I find it so intriguing that Maltese football, so often taken for granted and eternally smeared by corruption claims, should be offering avenues to local and Italian businessmen. Let's be frank, what profits can be made running a Maltese or Gozitan football club? So why do some big businessmen do it? Certainly not for the badge, or the fans, the colours or the patron saints. What is in this honey-toned side of the Maltese game that some seem so attracted to? The silverware is merely the bait. Fans love winning it, but ultra-rich presidents must have other interests.

Of course I am not pointing fingers, just asking. A look at the current Maltese Premier League table will show you club names you would never have dreamed they could be there - Balzan, Lija, Sirens, Gudja, Zejtun - and I say so with all due respect to their loyal fans. After all, I hail from Kalkara where the village team has never reached such heights, but I remember playing for it when they had to include me because of too many injuries, against, for example, Marsaxlokk in what used to be the fourth division on the horrific pitch of the old Schreiber venue. We beat them. A few years later they were to win the Premier League! A committed rich president had done wonders. He left them, they quickly dropped to where they were before. And we still dare to call it sport?

This kind of magical transformation of fortunes has been going on for several years now and there will be those who will tell you, with much emotion, about the "huge, financial sacrifices" presidents have to make and how beloved they are among the fans... until they leave for pastures new, with possibly more enticing prospects. Foreign players, who need to be paid at higher rates and provided with accommodation, have added to the pressure on clubs that only survive as long as the magic-wand presidents stay on. Soon as one has had enough, usually giving the impression of having almost been impoverished, players and staff feel the brunt of instant decline until the next rich messiah comes along.

There is a sense of artificiality, an overwhelming haze of dark matter in all this, but also an understandable measure of suspicion. Successful people in their specific fields deserve one's admiration, but they cannot be schmuck enough to get into such situations for nothing. There is hardly a game left, at least as the world has known it for almost two centuries. Covid-19 may have after all been the precursor.

 

Snooty remark

Oh I see. So according to some elitist academics an electoral majority of 40,000 is only attributable to a lack of proper education, but an erudite rabble of about a hundred persons, mostly propping up frustrated losers, politicians, their hangers-on and organising sporadic protests under different guises, make up the very essence of Maltese society.
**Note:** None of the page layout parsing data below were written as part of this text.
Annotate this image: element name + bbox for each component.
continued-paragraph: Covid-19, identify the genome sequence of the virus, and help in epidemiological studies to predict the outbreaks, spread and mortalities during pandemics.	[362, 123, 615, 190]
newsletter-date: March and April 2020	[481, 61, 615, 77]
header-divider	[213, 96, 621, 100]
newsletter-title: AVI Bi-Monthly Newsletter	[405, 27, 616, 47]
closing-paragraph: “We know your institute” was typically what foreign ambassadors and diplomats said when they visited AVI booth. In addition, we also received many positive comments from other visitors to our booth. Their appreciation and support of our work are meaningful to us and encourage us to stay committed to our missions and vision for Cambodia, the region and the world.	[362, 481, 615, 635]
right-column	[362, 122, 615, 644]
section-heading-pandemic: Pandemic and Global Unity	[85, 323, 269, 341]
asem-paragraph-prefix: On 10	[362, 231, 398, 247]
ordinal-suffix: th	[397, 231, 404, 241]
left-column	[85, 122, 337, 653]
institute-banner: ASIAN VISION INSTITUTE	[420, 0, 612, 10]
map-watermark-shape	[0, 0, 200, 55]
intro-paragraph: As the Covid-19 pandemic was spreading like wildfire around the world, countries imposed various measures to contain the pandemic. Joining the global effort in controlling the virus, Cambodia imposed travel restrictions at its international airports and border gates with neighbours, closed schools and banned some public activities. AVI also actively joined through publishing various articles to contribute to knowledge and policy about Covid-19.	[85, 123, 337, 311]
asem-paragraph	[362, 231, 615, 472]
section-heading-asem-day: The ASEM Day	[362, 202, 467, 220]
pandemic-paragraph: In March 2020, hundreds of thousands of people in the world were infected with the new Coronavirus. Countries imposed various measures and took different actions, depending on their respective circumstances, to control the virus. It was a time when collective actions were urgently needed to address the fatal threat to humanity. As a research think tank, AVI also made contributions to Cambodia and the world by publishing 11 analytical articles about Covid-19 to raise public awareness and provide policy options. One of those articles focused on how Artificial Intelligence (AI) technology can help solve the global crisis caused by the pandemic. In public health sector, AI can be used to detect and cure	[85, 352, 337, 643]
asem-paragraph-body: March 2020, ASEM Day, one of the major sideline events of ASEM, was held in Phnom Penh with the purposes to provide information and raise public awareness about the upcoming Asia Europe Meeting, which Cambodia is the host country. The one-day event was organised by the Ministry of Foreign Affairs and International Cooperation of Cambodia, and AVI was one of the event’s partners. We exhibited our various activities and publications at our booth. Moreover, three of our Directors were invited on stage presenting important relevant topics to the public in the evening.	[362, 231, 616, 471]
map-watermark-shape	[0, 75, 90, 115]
This very snooty remark only makes you want to throw up. It just shows there is this tiny, time-honoured slash in the Maltese social fabric which still thinks in terms that are more in synch with pre-revolutionary Europe than 21st century realities.

Of course people have every right to protest and to believe what they want, including the flat-earthers, but to first talk about justice and democracy and then, with one silver-tongued twist of phrase, claim majorities only form because the rest do not think like you and so are ignorant and uncultured, one is only committing harakiri. Which is a very noble way of metaphorically ending such a high point of ridiculosity.

 

Here we go again

Hardly had the Johnson & Johnson's newly-approved Covid-19 vaccine been declared last week when out came the Catholic archdiocese of New Orleans condemning it as morally compromised for its "ties to abortion cells". A new scientific breakthrough that could save thousands of lives all over the world, and the religious objectors quickly surface from beneath the floorboards, a story that history is replete with, alas, often keeping whole societies hostage for ages.